Hunters as citizen scientists: Contributions to biodiversity monitoring in Europe
Peer reviewed, Journal article
MetadataVis full innførsel
OriginalversjonGlobal Ecology and Conservation. 2020, 23, . 10.1016/j.gecco.2020.e01077
Monitoring biodiversity characteristics at large scales and with adequate resolution requires considerable effort and resources. Overall, there is clearly a huge scope for European hunters, a special and often overlooked group of citizen scientist, to contribute even more to biodiversity monitoring, especially because of their presence across the entire European landscape. Using the Essential Biodiversity Variables (EBVs) framework we reviewed the published and grey literature and contacted experts to provide a comprehensive overview of hunters’ contributions to biodiversity monitoring. We examined the methods used to collect data in hunter-based monitoring, the geographic and taxonomic extent of such contributions and the scientific output stemming from hunter-based monitoring data. Our study suggests that hunter-based monitoring is widely distributed across Europe and across taxa as 32 out of the 36 European countries included in our analysis involve hunters in the monitoring of at least one species group with ungulates and small game species groups which have the widest hunter-based monitoring coverage.
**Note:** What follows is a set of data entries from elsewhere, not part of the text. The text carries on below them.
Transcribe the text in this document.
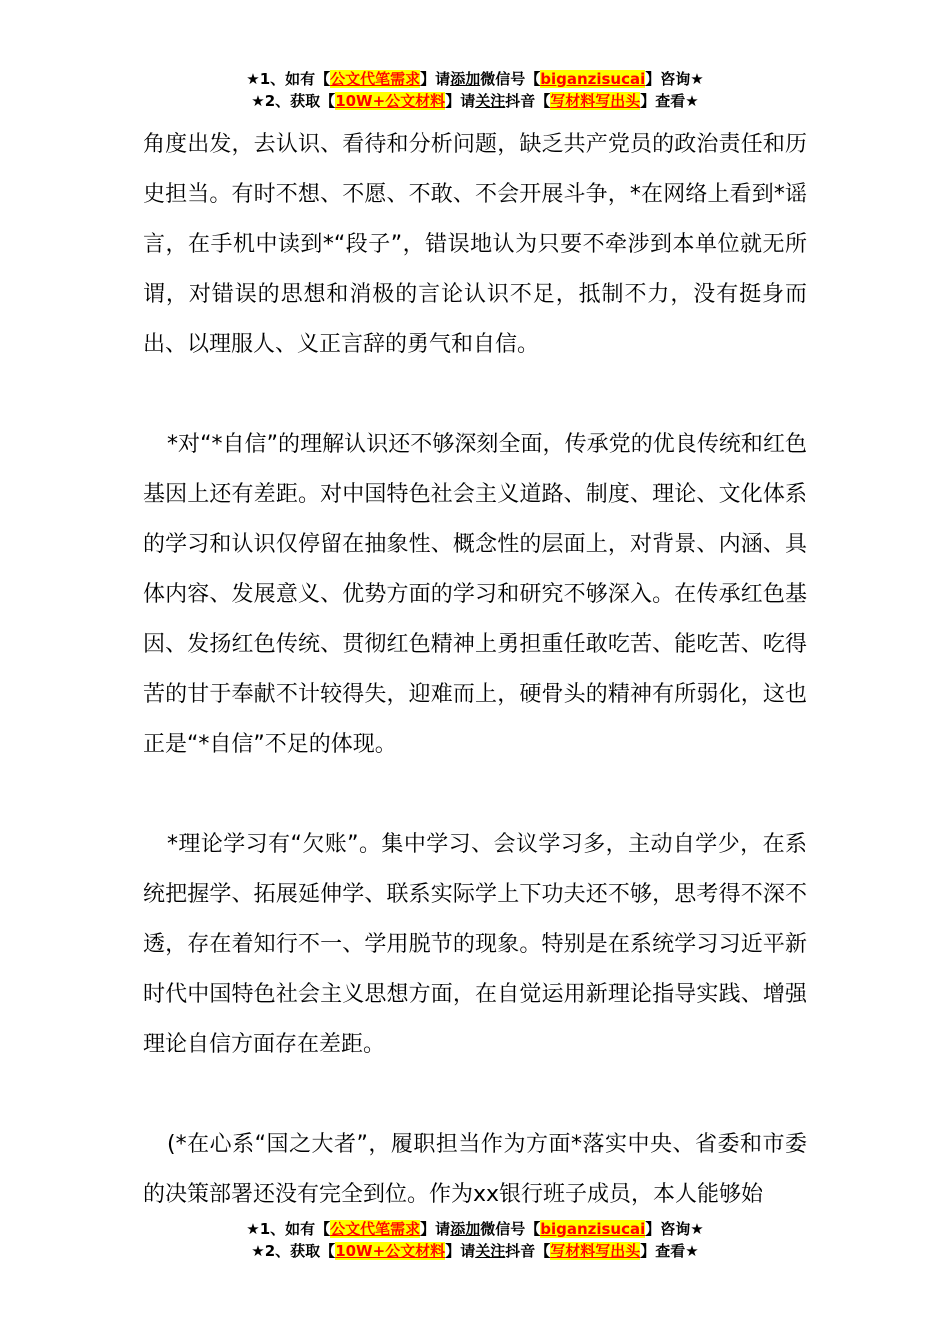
★1、如有【公文代笔需求】请添加微信号【biganzisucai】咨询★
★2、获取【10W+公文材料】请关注抖音【写材料写出头】查看★

角度出发，去认识、看待和分析问题，缺乏共产党员的政治责任和历史担当。有时不想、不愿、不敢、不会开展斗争，*在网络上看到*谣言，在手机中读到*“段子”，错误地认为只要不牵涉到本单位就无所谓，对错误的思想和消极的言论认识不足，抵制不力，没有挺身而出、以理服人、义正言辞的勇气和自信。

*对“*自信”的理解认识还不够深刻全面，传承党的优良传统和红色基因上还有差距。对中国特色社会主义道路、制度、理论、文化体系的学习和认识仅停留在抽象性、概念性的层面上，对背景、内涵、具体内容、发展意义、优势方面的学习和研究不够深入。在传承红色基因、发扬红色传统、贯彻红色精神上勇担重任敢吃苦、能吃苦、吃得苦的甘于奉献不计较得失，迎难而上，硬骨头的精神有所弱化，这也正是“*自信”不足的体现。

*理论学习有“欠账”。集中学习、会议学习多，主动自学少，在系统把握学、拓展延伸学、联系实际学上下功夫还不够，思考得不深不透，存在着知行不一、学用脱节的现象。特别是在系统学习习近平新时代中国特色社会主义思想方面，在自觉运用新理论指导实践、增强理论自信方面存在差距。

(*在心系“国之大者”，履职担当作为方面*落实中央、省委和市委的决策部署还没有完全到位。作为xx银行班子成员，本人能够始

★1、如有【公文代笔需求】请添加微信号【biganzisucai】咨询★
★2、获取【10W+公文材料】请关注抖音【写材料写出头】查看★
We found that it is possible to infer characteristics on Genetic composition, Species population, Species traits and Community composition with data that are being routinely collected by hunters in at least some countries. The main types of data provided are hunting bags data, biological samples including carcasses of shot animals and non-invasive samplings and Observations for counts and indices. Hunters collect data on biodiversity in its key dimensions. Collaborations between hunters and scientists are fruitful and should be considered a standard partnership for biodiversity conservation. To overcome the challenges in the use of hunters’ data, more rigorous protocols for sampling data should be implemented and improvements made in data integration methods.